Obviously, the answer is yes. If not, the US Congress would pass a law to curtail access to assault weapons.
Wang rattled off statistics about American bloodshed so detailed that we can only assume his ministry has an entire division devoted to it.
The Chinese government must know that whataboutism is a weak strategy, but when there’s so much evidence suggesting human rights abuses in Xinjiang that Chinese President Xi Jinping needs to tell United Nations human rights commissioner Michelle Bachelet not to give “patronising lectures”, there are few other argumentative paths to take.
This approach also fails to acknowledge a key difference in this diplomatic stand-off: American gun violence reflects a weakness in the country’s political system that many within it are trying to fix, while repression of some minorities in China derives from top-down orders, which no one is permitted to question, as Xi clearly states.
But I digress, and this particular argument could go on forever. Let’s bring the focus back to gun violence in America because, while the problem might seem to be an entirely domestic issue, it has reached crisis proportions, which distracts the Biden administration from managing the many other crises affecting people worldwide.

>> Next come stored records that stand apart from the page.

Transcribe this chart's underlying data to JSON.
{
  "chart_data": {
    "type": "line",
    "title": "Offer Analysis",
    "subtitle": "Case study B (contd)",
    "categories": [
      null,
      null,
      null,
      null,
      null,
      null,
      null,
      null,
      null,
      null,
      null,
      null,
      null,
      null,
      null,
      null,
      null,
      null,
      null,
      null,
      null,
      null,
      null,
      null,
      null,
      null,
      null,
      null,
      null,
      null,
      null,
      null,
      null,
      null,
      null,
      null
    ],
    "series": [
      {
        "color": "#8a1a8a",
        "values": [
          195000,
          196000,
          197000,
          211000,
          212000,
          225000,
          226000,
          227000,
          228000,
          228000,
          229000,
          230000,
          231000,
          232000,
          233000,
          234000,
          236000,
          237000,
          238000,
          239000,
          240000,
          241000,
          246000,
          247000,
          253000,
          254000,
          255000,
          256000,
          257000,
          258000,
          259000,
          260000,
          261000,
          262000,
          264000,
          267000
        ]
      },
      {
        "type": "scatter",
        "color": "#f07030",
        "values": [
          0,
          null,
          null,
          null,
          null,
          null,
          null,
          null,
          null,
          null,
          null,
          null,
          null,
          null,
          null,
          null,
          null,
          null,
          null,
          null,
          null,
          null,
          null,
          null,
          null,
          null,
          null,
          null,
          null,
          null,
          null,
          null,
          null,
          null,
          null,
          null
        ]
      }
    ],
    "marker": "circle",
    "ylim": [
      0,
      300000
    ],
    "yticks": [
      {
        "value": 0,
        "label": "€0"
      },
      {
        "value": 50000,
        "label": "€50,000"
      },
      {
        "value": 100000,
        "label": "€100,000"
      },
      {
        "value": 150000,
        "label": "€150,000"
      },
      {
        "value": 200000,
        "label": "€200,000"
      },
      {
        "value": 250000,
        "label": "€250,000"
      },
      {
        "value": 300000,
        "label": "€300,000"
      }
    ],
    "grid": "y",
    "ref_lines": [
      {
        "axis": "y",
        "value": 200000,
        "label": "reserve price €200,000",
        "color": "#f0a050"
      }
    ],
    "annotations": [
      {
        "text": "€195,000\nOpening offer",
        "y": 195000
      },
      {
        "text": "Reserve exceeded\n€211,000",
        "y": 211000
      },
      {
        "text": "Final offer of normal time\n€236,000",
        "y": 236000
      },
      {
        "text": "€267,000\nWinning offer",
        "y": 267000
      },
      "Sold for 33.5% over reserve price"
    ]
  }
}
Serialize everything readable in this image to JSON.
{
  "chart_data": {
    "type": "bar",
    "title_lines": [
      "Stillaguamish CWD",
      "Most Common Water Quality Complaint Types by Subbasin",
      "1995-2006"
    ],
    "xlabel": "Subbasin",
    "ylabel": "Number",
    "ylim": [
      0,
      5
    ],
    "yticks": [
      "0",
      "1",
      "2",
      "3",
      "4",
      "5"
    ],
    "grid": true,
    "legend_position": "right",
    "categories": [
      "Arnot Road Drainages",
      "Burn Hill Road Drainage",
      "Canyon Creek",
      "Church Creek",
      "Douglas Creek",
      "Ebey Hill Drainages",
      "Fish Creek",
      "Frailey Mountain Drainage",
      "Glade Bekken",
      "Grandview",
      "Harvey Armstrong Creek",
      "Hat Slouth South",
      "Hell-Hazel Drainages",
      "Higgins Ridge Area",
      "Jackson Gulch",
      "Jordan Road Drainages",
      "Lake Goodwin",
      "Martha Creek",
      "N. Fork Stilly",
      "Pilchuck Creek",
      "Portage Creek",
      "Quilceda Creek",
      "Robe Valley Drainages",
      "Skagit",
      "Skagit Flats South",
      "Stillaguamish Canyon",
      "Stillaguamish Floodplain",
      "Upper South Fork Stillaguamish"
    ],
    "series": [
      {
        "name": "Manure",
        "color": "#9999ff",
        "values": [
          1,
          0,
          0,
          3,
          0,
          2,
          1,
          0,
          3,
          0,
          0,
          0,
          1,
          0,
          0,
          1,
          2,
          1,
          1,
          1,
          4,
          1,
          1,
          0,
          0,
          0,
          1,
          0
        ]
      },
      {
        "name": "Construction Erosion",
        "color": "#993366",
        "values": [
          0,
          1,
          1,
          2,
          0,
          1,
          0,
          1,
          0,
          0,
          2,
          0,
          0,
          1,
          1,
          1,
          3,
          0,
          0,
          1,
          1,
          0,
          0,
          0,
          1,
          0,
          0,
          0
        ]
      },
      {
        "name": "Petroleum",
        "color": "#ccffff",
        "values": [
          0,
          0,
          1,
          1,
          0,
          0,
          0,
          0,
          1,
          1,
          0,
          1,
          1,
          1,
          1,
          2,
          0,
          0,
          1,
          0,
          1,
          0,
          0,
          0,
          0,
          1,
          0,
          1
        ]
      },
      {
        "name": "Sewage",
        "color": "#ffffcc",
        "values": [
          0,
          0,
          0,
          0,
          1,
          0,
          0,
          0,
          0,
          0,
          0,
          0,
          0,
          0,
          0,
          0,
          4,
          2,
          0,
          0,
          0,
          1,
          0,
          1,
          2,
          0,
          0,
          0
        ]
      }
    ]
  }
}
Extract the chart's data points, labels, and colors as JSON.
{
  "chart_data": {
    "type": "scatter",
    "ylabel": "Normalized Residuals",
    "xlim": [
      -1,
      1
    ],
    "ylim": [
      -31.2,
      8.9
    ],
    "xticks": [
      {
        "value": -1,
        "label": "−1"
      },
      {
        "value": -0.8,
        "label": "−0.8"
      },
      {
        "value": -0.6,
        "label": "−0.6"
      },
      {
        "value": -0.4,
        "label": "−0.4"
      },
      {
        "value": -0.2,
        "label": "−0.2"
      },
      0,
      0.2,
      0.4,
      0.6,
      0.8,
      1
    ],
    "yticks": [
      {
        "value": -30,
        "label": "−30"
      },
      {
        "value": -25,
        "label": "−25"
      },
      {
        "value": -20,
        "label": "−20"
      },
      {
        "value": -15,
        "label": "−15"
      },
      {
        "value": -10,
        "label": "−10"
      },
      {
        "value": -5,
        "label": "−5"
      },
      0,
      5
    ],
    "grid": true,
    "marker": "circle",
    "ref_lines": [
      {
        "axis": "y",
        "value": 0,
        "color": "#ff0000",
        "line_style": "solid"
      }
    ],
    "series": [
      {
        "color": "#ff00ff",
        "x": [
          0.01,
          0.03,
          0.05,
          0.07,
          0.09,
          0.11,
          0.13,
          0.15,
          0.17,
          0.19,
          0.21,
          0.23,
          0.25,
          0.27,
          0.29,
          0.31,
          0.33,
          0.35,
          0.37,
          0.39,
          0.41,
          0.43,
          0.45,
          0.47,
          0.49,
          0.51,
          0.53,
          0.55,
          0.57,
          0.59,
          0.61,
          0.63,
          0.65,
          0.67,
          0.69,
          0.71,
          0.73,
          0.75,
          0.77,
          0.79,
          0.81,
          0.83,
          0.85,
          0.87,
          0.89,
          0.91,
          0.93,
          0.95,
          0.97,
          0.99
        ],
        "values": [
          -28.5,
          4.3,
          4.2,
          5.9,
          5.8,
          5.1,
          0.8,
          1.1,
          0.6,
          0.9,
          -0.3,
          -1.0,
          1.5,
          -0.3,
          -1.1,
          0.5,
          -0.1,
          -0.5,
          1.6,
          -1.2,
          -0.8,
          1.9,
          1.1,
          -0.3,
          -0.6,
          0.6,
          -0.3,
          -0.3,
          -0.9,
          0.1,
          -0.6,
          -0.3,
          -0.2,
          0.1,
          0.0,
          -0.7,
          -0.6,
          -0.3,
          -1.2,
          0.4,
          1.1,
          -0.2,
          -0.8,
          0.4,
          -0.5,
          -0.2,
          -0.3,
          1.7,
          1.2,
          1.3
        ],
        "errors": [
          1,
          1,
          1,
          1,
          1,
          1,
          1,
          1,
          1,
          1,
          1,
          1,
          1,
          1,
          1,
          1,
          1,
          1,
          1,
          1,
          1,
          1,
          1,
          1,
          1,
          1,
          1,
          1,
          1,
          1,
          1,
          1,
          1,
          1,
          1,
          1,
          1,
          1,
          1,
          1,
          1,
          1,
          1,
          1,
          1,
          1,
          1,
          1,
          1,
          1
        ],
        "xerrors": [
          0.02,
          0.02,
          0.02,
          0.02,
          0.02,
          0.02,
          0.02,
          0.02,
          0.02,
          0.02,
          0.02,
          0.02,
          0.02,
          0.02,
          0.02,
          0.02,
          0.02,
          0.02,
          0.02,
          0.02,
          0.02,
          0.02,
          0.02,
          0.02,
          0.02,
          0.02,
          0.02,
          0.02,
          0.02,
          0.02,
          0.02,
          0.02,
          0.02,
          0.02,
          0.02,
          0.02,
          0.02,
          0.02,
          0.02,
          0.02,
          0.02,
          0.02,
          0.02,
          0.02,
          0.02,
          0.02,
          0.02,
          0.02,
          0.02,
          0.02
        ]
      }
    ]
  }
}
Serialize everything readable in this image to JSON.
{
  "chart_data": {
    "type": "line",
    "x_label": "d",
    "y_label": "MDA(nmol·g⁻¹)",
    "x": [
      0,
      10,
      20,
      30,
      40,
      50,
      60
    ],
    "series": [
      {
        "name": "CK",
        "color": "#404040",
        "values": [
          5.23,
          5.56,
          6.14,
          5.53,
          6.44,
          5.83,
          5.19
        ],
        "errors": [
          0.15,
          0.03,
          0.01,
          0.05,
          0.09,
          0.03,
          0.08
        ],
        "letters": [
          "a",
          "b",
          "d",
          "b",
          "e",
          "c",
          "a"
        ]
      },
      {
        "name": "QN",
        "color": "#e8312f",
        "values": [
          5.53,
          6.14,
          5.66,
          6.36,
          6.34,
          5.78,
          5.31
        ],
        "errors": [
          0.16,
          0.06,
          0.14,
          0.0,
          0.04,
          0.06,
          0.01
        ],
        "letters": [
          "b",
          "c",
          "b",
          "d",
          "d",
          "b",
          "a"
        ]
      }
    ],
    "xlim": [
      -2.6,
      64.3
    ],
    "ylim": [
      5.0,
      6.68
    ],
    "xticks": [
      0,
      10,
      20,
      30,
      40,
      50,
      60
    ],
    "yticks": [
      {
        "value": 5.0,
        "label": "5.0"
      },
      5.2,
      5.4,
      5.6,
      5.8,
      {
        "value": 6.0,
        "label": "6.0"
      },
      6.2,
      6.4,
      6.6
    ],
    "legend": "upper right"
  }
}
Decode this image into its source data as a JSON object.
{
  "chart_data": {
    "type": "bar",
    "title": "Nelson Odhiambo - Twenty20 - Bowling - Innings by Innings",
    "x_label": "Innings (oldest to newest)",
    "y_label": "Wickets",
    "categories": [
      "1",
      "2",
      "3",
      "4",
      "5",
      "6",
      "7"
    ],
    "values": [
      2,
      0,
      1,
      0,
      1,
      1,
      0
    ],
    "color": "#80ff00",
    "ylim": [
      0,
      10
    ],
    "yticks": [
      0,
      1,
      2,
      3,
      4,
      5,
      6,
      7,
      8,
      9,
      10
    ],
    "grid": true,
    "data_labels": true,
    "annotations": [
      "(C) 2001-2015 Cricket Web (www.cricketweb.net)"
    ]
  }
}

The concentration of carbon dioxide in our atmosphere reached nearly 421 parts per million in May, a record, marking a rise of 50 per cent from pre-industrial levels, a crisis that has implications far more grave than the misery Russia is inflicting in Europe.
But, as we’ve seen throughout the decades that scientists have been warning us about the burning of fossil fuels, US politicians are only too happy to be distracted by culture wars to avoid having to solve problems that will kill far more people than those who died at the hands of demented individuals with easy access to assault weapons.
And they’re at it again. Instead of agreeing that the time has come for some measure that will create a reasonable limitation to that access, the Republican Party’s right flank is trying to turn the angst of the bloodshed in Uvalde, Texas, and Buffalo, New York, into an argument for their most unpopular positions.
Representative Billy Long, who is running for a US Senate seat in a competitive primary in Missouri, said in a stunning feat of rhetorical gymnastics that America has too many mass murders because legal abortion has devalued life.
There are plenty more examples of this line of argument about how godlessness is the prime culprit now being deployed on all available channels by lawmakers, who will ensure that American exceptionalism remains intact.